To examine the acute and chronic photoprotective effect of topical curcumin, using cyclobutyl pyrimidine dimers (CPD) and 8-hydroxy2'deoxyguanosine (8-OHdG) expression as markers of DNA-induced damage, and epidermal hyperplasia on UVB-induced mice.

METHODS

Three treatment groups were established. Group A (negative control) consisted of 5 mice, Group B and C were further divided into two categories to assess acute and chronic effects of topical curcumin and UVB radiation. Each consisted of six subgroups of five mice. Subgroup 1; UVB exposure only (positive control) subgroup 2; acetone and UVB exposure, subgroup 3-6; topical curcumin application of 100nM, 1µM, 10µM, and 100µM concentrations, respectively. In Group C, there were two categories that received 3x/week UVB exposure for three weeks which effects were being observed at 24 hours and 10 days after the last exposure. The topical curcumin dose was 2mg/mL/cm applied 30 minutes prior to 343mJ/cm/day UVB irradiation. Skin biopsy was done one hour after the last UVB exposure for immunohistochemical and histopathology examinations.

RESULTS

Topical curcumin showed a limited yet robust protective effect against CPD and 8-OHdG expression in Group B, while in Group C all concentrations showed significant CPD and 8-OHdG inhibition after 10 days of UVB exposure.

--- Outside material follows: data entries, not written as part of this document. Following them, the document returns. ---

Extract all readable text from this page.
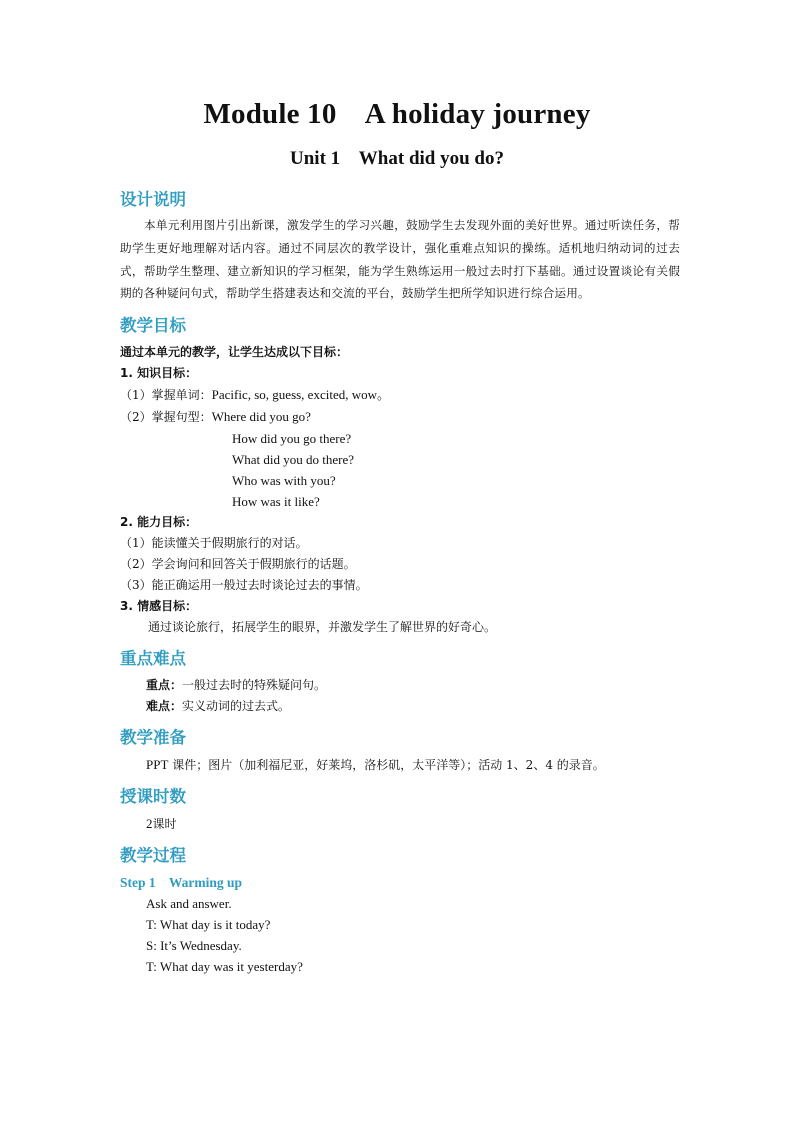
Module 10    A holiday journey
Unit 1    What did you do?
设计说明
本单元利用图片引出新课，激发学生的学习兴趣，鼓励学生去发现外面的美好世界。通过听读任务，帮助学生更好地理解对话内容。通过不同层次的教学设计，强化重难点知识的操练。适机地归纳动词的过去式，帮助学生整理、建立新知识的学习框架，能为学生熟练运用一般过去时打下基础。通过设置谈论有关假期的各种疑问句式，帮助学生搭建表达和交流的平台，鼓励学生把所学知识进行综合运用。
教学目标
通过本单元的教学，让学生达成以下目标：
1. 知识目标：
（1）掌握单词：Pacific, so, guess, excited, wow。
（2）掌握句型：Where did you go?
How did you go there?
What did you do there?
Who was with you?
How was it like?
2. 能力目标：
（1）能读懂关于假期旅行的对话。
（2）学会询问和回答关于假期旅行的话题。
（3）能正确运用一般过去时谈论过去的事情。
3. 情感目标：
通过谈论旅行，拓展学生的眼界，并激发学生了解世界的好奇心。
重点难点
重点：一般过去时的特殊疑问句。
难点：实义动词的过去式。
教学准备
PPT 课件；图片（加利福尼亚，好莱坞，洛杉矶，太平洋等）；活动 1、2、4 的录音。
授课时数
2课时
教学过程
Step 1    Warming up
Ask and answer.
T: What day is it today?
S: It’s Wednesday.
T: What day was it yesterday?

The 10µM and 100µM concentrations showed the best epidermal hyperplasia inhibition effect (p<0.05). No significant differences were found in terms in efficacy either in single nor daily application.

CONCLUSION

Topical curcumin can prevent the formation of the photoproducts CPD and 8-OHdG and epidermal hyperplasia in both acute and chronic exposure in UVB-induced mice.